Now, once I found the man that I thought could do the job, as a recruiter, my job, working closely with the chairman in all of this, my job was then to turn this man over to the contracting people and the legal people to complete a contract.
Now, my point is that this was a sole source contract. I found the man. Every one of the Commissioners knew I had found the man. Every one of the Commissioners knew that we were negotiating with him almost on a two or three times a week basis, that he was meeting
with the contracting officers privately, discussing contract. Now, there's a difference there between choosing between a number of competitors in a competitive kind of contract, and a sole source type of contract, in my opinion.
Mr. POWERS. But you did not advise the Commissioners of your negotiation with Mr. Allott by written memorandum because your memorandum under date of February 26 was the date the letter contract was let.
Mr. BREWER. That's right.
Mr. POWERS. And yet you felt it was necessary by written memorandum to discuss with your fellow Commissioners whether or not Judge Friendly should be retained as special counsel back in 1972.
Mr. BREWER. Well, I guess
Mr. POWERS. I just question how much they did know about this and then they did not have any choice about whether or not they were going to approve or disapprove.
Mr. BREWER. Sir, you only asked me if they approved or disapproved. You didn't ask me if they knew anything about it.
Would you do that?
Mr. POWERS. Well, they did not know anything from a written memorandum.
Mr. BREWER. That wasn't the question you asked, sir. You asked if they voted or did not vote, approved it or did not approve.
Mr. DINGELL. Well, the Chair is interested in being fair.
Mr. DiNGELL. Well, Chairman Stafford, we will trust to see to it that you
will communicate with the other Commissioners on your own behalf and on behalf of this committee, to communicate with us such other amplicatory matters as may make their answers fully responsive for the record.

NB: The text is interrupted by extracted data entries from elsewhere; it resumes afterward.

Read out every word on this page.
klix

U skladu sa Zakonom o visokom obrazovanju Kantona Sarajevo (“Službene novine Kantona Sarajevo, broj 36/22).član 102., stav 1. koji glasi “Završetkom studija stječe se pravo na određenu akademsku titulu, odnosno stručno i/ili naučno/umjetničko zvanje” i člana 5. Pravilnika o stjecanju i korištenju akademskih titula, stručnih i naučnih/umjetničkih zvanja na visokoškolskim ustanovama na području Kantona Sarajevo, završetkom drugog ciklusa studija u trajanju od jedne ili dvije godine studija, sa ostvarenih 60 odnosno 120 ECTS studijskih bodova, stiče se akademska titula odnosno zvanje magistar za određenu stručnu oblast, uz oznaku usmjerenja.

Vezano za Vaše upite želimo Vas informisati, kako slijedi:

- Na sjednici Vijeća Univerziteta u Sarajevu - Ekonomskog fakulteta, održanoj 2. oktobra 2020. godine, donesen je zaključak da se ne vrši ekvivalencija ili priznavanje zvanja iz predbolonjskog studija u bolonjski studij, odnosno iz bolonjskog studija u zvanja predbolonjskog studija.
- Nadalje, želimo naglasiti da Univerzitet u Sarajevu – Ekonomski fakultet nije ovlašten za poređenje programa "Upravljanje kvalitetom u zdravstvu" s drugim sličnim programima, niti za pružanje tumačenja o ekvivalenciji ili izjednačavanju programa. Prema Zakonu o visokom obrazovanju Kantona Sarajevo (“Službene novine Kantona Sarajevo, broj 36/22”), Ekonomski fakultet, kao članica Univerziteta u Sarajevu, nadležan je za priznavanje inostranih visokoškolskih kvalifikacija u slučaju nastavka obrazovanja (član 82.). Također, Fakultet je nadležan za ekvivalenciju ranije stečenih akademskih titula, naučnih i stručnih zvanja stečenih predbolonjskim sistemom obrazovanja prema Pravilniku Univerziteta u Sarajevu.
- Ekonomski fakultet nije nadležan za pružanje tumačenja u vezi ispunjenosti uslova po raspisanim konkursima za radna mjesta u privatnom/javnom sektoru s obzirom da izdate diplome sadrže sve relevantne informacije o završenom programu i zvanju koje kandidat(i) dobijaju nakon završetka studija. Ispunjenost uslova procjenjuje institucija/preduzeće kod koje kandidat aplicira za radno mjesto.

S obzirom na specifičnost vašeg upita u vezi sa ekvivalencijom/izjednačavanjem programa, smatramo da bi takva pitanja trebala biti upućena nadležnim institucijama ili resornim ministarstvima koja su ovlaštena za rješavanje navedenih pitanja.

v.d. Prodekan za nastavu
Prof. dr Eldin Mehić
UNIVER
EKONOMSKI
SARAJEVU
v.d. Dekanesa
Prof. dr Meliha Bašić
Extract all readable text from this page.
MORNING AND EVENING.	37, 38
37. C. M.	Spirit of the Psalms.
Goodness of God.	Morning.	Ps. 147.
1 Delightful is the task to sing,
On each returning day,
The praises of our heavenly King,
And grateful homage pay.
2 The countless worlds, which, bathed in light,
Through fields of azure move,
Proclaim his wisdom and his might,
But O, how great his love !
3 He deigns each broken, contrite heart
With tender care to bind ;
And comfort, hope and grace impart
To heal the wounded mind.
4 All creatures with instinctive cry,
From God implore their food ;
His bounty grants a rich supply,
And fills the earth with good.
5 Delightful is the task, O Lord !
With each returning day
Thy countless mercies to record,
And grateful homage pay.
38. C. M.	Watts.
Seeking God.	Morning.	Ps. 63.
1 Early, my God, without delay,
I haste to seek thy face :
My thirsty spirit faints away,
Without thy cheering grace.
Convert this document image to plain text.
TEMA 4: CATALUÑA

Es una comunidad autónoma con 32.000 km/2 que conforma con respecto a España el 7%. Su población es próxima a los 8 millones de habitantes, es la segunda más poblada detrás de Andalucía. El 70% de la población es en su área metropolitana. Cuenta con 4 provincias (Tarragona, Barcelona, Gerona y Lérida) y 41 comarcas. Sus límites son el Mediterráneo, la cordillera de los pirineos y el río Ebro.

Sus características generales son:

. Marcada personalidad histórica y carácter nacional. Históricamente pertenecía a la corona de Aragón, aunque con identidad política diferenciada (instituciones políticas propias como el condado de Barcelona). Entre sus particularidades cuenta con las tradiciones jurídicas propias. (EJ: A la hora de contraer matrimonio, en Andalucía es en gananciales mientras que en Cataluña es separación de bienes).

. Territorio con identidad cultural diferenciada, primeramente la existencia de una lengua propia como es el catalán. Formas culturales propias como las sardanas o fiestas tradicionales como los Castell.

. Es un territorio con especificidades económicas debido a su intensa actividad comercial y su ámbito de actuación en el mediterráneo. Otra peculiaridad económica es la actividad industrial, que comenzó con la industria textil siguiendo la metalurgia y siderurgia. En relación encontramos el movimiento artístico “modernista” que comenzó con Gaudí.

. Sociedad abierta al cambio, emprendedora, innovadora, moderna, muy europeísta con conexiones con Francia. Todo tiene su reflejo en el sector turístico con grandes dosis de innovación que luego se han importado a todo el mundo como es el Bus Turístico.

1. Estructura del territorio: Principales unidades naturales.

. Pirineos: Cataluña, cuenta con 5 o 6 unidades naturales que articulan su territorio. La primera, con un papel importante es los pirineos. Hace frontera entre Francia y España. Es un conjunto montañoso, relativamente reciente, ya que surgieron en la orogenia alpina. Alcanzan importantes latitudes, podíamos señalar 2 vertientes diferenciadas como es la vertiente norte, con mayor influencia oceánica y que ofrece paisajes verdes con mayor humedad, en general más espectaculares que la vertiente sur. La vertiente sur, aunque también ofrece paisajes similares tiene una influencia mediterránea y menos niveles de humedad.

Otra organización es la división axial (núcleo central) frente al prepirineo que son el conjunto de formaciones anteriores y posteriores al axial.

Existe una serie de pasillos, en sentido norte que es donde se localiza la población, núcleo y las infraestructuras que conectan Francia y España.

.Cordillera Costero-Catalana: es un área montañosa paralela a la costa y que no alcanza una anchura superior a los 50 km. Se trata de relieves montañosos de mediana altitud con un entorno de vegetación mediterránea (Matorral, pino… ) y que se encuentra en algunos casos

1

Mr. STAFFORD. As to whether or not they knew that Senator Allott was being considered, as well as all of the other Congressmen?
Mr. DINGELL. Yes.
Mr. STAFFORD. Well, I am convinced there will be a very affirmative answer.
Mr. BREWER. Well, if I could, sir, I'd like to ask the chairman if he knew in detail.
Mr. STAFFORD. Very definitely, because we talked it over before the vice chairman ever went to talk to the Senator, and I followed it just as closely as I could with the other responsibilities I have. The vice chairman kept me advised regularly. I had no question in my mind at any time that we were proceeding properly. I
may have asked if our lawyers were following it closely. I was advised that they were, and I have no question in my mind whatsoever about this.
Mr. POWERS. When the decision was made to go sole source, was this subject to a vote by the Commission?
Mr. BREWER. That may have been before my day because I came into it later. Mr. Dolan was here from the inception.
Would you like to ask Mr. Dolan that question?